11.5. Our liability for material damage due to a production fault according to the Product Liability Act (Produkthaftungsgesetz) shall be excluded for all companies participating in the production and distribution of our products, as well as for all buyers of our products who are entrepreneurs. The parties to contracts with us who are entrepreneurs undertake to transfer this exoneration clause to their customers to the extent that they on their part are entrepreneurs and as far as our products are concerned.
12.1. The amount of any claims is limited according to the net invoice value of the item in question.
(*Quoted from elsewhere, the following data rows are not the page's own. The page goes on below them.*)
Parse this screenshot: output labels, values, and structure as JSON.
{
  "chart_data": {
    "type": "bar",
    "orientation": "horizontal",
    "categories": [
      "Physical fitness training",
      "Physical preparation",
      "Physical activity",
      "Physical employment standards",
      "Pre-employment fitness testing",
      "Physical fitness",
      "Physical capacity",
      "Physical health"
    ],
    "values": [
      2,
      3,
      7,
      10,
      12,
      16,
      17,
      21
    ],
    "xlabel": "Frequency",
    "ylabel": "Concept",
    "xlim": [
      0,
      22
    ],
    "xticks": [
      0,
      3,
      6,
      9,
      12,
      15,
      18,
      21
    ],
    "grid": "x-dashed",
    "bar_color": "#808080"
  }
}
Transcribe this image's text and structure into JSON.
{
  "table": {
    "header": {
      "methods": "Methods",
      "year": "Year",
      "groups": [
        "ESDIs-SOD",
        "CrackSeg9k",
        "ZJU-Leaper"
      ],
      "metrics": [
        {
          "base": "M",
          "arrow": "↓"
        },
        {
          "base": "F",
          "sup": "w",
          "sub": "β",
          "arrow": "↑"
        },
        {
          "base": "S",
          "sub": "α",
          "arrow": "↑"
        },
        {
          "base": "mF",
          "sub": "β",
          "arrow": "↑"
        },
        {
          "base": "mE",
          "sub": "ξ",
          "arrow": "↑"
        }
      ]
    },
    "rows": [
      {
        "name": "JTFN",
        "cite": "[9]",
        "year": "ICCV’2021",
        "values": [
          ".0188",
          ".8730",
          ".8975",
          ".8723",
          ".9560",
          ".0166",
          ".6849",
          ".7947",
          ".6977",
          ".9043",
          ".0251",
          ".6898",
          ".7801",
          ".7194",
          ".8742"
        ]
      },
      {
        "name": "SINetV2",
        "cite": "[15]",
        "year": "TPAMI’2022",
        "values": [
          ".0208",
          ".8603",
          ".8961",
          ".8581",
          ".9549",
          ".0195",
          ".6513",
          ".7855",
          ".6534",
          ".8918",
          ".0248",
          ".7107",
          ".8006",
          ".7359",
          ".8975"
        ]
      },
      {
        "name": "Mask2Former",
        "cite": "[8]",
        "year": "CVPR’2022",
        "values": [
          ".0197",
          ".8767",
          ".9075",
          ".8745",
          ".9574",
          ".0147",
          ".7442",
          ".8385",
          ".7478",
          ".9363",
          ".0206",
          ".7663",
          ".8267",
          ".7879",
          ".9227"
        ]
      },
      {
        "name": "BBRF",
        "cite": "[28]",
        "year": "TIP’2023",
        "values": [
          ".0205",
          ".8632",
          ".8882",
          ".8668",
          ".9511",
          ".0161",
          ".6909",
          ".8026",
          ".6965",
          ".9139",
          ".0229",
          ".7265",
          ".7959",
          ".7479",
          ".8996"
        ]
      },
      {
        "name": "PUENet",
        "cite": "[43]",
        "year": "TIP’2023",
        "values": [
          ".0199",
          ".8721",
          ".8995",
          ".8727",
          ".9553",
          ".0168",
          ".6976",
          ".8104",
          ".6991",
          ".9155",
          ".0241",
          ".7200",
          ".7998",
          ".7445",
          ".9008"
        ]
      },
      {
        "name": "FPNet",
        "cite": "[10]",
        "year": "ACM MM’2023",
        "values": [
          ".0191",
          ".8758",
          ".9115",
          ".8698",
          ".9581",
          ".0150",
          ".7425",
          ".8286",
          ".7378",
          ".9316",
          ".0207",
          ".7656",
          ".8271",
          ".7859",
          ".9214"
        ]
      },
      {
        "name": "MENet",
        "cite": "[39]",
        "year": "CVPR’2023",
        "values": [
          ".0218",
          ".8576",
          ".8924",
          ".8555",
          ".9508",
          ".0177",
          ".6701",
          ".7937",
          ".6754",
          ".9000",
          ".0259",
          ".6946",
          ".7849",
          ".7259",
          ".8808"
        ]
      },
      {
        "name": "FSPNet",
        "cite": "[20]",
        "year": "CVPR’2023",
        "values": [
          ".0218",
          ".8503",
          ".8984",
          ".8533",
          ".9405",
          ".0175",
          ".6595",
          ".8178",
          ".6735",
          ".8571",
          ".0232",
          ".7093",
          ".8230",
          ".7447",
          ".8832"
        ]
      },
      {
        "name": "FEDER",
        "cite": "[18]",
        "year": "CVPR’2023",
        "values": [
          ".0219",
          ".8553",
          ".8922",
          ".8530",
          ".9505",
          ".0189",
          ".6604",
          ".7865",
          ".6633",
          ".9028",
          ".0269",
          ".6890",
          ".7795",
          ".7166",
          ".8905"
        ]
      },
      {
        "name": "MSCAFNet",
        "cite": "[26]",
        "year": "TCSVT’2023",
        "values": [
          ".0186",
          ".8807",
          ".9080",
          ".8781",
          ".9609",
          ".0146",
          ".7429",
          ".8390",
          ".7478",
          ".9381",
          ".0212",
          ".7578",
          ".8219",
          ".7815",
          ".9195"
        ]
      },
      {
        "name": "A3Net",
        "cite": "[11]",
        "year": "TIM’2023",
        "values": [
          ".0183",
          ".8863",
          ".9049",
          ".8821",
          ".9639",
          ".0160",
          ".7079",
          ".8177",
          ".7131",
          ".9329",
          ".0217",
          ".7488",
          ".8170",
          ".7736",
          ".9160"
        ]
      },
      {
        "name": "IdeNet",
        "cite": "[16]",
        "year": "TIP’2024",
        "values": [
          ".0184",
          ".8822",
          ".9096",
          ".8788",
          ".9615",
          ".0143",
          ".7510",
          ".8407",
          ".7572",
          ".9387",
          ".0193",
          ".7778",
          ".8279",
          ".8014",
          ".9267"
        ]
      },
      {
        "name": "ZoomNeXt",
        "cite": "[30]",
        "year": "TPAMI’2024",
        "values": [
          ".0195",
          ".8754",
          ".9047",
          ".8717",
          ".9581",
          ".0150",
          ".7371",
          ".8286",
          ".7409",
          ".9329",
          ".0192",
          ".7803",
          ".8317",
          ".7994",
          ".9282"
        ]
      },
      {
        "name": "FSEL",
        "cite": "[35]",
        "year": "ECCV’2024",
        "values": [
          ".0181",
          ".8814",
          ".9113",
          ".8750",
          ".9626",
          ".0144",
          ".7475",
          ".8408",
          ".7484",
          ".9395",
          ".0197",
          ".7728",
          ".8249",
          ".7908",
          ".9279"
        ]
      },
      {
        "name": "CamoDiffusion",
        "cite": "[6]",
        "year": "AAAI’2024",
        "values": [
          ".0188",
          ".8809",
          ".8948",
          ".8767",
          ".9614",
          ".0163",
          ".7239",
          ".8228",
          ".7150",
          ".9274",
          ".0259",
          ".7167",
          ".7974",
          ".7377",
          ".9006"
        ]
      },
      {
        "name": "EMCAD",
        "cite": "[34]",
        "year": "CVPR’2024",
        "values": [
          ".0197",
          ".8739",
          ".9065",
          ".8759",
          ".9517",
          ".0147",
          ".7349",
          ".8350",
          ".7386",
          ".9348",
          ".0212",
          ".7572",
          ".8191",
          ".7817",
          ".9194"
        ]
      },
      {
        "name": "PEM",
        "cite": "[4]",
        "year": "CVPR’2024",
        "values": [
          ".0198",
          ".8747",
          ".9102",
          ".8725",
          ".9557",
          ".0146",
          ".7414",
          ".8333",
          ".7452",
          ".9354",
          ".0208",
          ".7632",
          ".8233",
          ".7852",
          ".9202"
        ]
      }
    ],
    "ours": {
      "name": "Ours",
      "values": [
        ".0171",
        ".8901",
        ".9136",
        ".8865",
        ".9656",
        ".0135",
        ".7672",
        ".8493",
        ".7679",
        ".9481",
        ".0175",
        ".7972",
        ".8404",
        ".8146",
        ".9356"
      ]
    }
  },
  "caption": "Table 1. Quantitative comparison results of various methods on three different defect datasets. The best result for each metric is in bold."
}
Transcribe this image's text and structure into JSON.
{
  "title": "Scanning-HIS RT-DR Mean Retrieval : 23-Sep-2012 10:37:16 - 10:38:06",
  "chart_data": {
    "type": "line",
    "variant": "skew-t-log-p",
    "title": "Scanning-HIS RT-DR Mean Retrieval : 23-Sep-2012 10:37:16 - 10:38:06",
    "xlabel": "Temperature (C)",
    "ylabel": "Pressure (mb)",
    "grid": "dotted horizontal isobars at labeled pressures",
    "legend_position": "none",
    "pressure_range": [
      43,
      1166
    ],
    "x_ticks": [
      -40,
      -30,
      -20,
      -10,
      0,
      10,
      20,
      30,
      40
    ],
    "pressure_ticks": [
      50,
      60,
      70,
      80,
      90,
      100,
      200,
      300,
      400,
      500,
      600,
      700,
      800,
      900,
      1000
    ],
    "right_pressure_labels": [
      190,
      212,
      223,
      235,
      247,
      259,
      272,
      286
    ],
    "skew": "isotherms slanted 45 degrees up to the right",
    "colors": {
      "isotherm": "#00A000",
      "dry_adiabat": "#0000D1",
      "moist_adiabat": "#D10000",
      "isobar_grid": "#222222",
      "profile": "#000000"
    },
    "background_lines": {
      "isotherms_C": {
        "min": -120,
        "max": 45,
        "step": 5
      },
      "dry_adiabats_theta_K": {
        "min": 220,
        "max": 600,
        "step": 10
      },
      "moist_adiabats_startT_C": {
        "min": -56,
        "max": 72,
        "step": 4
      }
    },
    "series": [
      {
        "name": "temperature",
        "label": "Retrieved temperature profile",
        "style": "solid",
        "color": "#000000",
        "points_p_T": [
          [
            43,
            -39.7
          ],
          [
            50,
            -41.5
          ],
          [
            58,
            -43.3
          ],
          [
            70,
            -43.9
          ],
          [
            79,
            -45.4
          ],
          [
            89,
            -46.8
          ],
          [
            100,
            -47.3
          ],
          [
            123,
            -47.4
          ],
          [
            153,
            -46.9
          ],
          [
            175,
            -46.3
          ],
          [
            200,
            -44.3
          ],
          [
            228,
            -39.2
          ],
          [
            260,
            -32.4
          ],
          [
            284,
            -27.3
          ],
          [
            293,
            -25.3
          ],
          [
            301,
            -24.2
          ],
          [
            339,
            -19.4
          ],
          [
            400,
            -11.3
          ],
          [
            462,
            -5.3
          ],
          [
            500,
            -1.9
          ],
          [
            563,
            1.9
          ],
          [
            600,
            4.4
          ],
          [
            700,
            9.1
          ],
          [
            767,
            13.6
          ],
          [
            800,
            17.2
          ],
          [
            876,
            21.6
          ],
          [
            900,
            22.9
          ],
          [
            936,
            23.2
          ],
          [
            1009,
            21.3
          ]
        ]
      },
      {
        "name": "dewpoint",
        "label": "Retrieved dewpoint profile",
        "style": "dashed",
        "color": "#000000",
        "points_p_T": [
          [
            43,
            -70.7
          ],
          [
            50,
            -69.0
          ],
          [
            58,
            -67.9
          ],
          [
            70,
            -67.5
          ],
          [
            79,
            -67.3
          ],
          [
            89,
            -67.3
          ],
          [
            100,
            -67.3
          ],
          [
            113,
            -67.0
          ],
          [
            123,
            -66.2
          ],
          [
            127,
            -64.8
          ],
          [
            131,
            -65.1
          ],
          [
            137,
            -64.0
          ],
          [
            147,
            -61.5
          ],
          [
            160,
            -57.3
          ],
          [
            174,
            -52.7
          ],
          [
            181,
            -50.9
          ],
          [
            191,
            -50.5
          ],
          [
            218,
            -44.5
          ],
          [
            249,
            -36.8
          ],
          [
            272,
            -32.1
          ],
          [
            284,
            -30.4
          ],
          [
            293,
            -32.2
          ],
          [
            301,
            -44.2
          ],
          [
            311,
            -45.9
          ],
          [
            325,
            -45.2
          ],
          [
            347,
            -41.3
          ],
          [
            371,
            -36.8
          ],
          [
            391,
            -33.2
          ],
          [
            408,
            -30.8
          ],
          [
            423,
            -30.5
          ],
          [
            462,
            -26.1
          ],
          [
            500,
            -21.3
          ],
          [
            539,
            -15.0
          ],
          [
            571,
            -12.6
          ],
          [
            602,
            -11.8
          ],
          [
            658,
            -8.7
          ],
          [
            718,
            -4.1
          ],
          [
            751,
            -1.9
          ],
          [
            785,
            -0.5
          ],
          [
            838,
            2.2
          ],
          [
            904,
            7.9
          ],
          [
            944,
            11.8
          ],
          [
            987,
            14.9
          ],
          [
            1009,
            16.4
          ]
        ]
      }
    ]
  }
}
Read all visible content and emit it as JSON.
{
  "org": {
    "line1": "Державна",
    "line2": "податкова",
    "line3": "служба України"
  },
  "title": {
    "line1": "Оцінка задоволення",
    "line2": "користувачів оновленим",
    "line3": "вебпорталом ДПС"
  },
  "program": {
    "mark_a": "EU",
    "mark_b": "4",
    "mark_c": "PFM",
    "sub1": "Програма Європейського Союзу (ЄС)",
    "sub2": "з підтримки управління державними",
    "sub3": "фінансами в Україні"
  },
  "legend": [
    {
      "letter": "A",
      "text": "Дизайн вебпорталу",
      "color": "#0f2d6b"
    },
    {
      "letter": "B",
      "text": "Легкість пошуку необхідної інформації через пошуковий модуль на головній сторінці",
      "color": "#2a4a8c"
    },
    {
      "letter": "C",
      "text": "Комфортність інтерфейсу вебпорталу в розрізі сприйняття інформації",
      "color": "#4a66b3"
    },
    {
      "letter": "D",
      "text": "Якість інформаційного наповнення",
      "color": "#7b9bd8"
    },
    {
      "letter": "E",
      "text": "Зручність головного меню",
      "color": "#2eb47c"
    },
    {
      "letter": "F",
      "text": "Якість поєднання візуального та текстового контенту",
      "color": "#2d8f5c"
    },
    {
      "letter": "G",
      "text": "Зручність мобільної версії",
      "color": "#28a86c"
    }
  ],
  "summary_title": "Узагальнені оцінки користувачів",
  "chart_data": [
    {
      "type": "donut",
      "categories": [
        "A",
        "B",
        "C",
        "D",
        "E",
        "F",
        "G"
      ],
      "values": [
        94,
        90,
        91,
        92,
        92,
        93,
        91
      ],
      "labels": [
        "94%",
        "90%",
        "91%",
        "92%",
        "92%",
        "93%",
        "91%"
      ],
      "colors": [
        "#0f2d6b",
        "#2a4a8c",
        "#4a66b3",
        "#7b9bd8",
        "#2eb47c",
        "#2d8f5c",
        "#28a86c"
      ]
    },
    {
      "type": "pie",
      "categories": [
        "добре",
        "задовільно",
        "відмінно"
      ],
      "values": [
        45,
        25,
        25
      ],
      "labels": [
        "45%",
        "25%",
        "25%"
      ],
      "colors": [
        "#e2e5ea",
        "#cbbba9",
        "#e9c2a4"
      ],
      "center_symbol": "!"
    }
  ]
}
12.2. We are entitled to settle any guarantee claims through the provision of replacement parts. No claims can be made for price reductions.
12.3. Guarantee claims are forfeited if these terms and conditions are not observed by the customer as well as in the event of repairs being made by the customer or by other factories without our express permission in writing.
13. Place of Fulfilment and Jurisdiction
13.1. The place of fulfilment shall be Schlieren. The court having subject-matter jurisdiction for our company in Schlieren shall have exclusive jurisdiction.
13.2. In subsidiarity to these Terms and Conditions of Sale, Delivery and Payment, Switzerland’s legal provisions are to be applied exclusively. The application of the UN-Convention on Contracts for the International Sale of Goods is expressly excluded.
(Drawn up taking into account the General Terms of Contract issued and recommended by the United Nations European Economic Commission, Documents No. 188A and 730).